A worker fills a car with gasoline at a Brazilian Oil Company Petrobras gas station in Rio de Janeiro December 10, 2014.
Credit: Reuters/Ricardo Moraes
(Reuters) – World markets braced for more volatility on Wednesday as tumbling oil prices and a brewing financial crisis in Russia sent investors stampeding for safe havens such as the yen and U.S. Treasuries.
The jump in the yen is likely to pressure Japan’s Nikkei .N225 while fears of capital flight will haunt emerging markets across Asia. MSCI’s index of Asia-Pacific shares outside Japan .MIAPJ0000PUS is already at nine-month lows.
In currency markets, the Russian rouble crashed back to earth after an emergency hike in interest rates provided only fleeting support. It was quoted around 68.00 to the dollar RUB=EBS having been as far as 80.00 at one stage.
Three retail trading platforms halted trading in the currency as speculation mounted that Moscow will impose capital controls within the next few days. [TOP/CEN]
A year-end dearth of liquidity was leading to wild moves in even the most staid of assets.
“The combination of the rouble crisis and poor liquidity broadly resulted in a period of total dysfunction across global FX and rate markets on Tuesday,” reported analysts at Citi.
“Most of these extreme moves began to unwind after the NY open but memories of the fallouts kept traders on the edge of their seats all session.”
The oil-exposed Norwegian crown NOK=, for instance, hit an all time low by one measure after carving out the widest daily trading range since the global financial crisis.
The rush to close positions caused collateral damage to the U.S. dollar as investors had been very long of the currency in anticipation of further gains.
THE GOOD AND THE BAD
Brent oil lost $1.31 to $59.75 a barrel LCOc1, while U.S. crude was down 45 cents at $55.48 CLc1.
On the face of it, the downward spiral in oil should be good news as it effectively acts as a tax cut for consumers world wide. JPMorgan estimates the boost to spending could add 0.4 percentage points to global growth over 2015.
But a halving of fuel costs is also a force for disinflation in a world where the supply of goods already exceeds demand.

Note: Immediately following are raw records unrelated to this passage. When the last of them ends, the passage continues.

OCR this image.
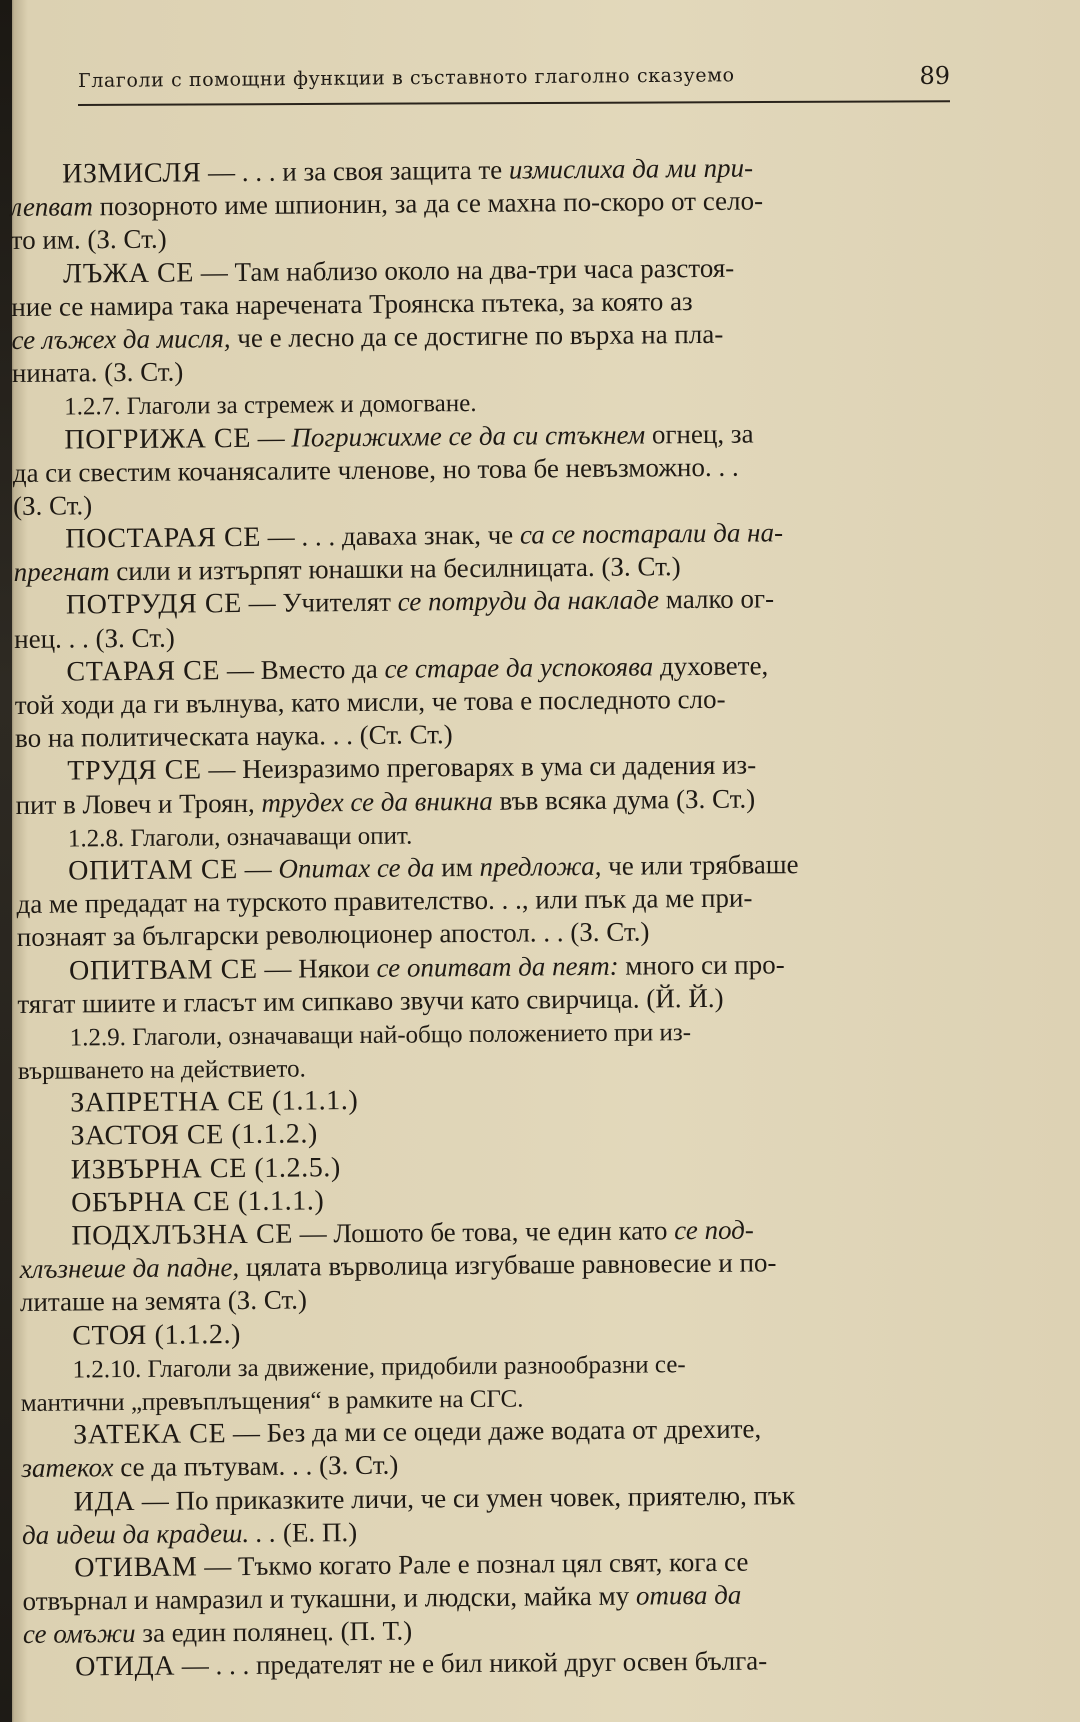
Глаголи с помощни функции в съставното глаголно сказуемо	89
ИЗМИСЛЯ — . . . и за своя защита те измислиха да ми при-
лепват позорното име шпионин, за да се махна по-скоро от село-
то им. (З. Ст.)
ЛЪЖА СЕ — Там наблизо около на два-три часа разстоя-
ние се намира така наречената Троянска пътека, за която аз
се лъжех да мисля, че е лесно да се достигне по върха на пла-
нината. (З. Ст.)
1.2.7. Глаголи за стремеж и домогване.
ПОГРИЖА СЕ — Погрижихме се да си стъкнем огнец, за
да си свестим кочанясалите членове, но това бе невъзможно. . .
(З. Ст.)
ПОСТАРАЯ СЕ — . . . даваха знак, че са се постарали да на-
прегнат сили и изтърпят юнашки на бесилницата. (З. Ст.)
ПОТРУДЯ СЕ — Учителят се потруди да накладе малко ог-
нец. . . (З. Ст.)
СТАРАЯ СЕ — Вместо да се старае да успокоява духовете,
той ходи да ги вълнува, като мисли, че това е последното сло-
во на политическата наука. . . (Ст. Ст.)
ТРУДЯ СЕ — Неизразимо преговарях в ума си дадения из-
пит в Ловеч и Троян, трудех се да вникна във всяка дума (З. Ст.)
1.2.8. Глаголи, означаващи опит.
ОПИТАМ СЕ — Опитах се да им предложа, че или трябваше
да ме предадат на турското правителство. . ., или пък да ме при-
познаят за български революционер апостол. . . (З. Ст.)
ОПИТВАМ СЕ — Някои се опитват да пеят: много си про-
тягат шиите и гласът им сипкаво звучи като свирчица. (Й. Й.)
1.2.9. Глаголи, означаващи най-общо положението при из-
вършването на действието.
ЗАПРЕТНА СЕ (1.1.1.)
ЗАСТОЯ СЕ (1.1.2.)
ИЗВЪРНА СЕ (1.2.5.)
ОБЪРНА СЕ (1.1.1.)
ПОДХЛЪЗНА СЕ — Лошото бе това, че един като се под-
хлъзнеше да падне, цялата върволица изгубваше равновесие и по-
литаше на земята (З. Ст.)
СТОЯ (1.1.2.)
1.2.10. Глаголи за движение, придобили разнообразни се-
мантични „превъплъщения“ в рамките на СГС.
ЗАТЕКА СЕ — Без да ми се оцеди даже водата от дрехите,
затекох се да пътувам. . . (З. Ст.)
ИДА — По приказките личи, че си умен човек, приятелю, пък
да идеш да крадеш. . . (Е. П.)
ОТИВАМ — Тъкмо когато Рале е познал цял свят, кога се
отвърнал и намразил и тукашни, и людски, майка му отива да
се омъжи за един полянец. (П. Т.)
ОТИДА — . . . предателят не е бил никой друг освен бълга-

Data out of the UK showed inflation had ebbed to its slowest in 12 years in November, arguing strongly against the need for early rate rises from the Bank of England.
The U.S. Federal Reserve concludes its policy meeting later Wednesday and expectations remain high it will drop a commitment to keeping rates near zero for a “considerable period”.
That would be taken as an important step toward raising interest rates, with mid-2015 still seen as the most likely window for lift-off.
However, with inflation still well below the Fed’s 2 percent target and likely to dip further as fuel prices fall, investors are wagering that any hike in rates will only add to the disinflationary impulse in the economy.
A key market measure of inflation expectations for the next five years USIL5YF5Y=R has been falling fast since August and hit new lows at 2.37 percent on Tuesday.
Likewise, yields on 30-year Treasury bonds US30YT=RR hit their lowest since late 2012 as investors priced out the risk of higher inflation.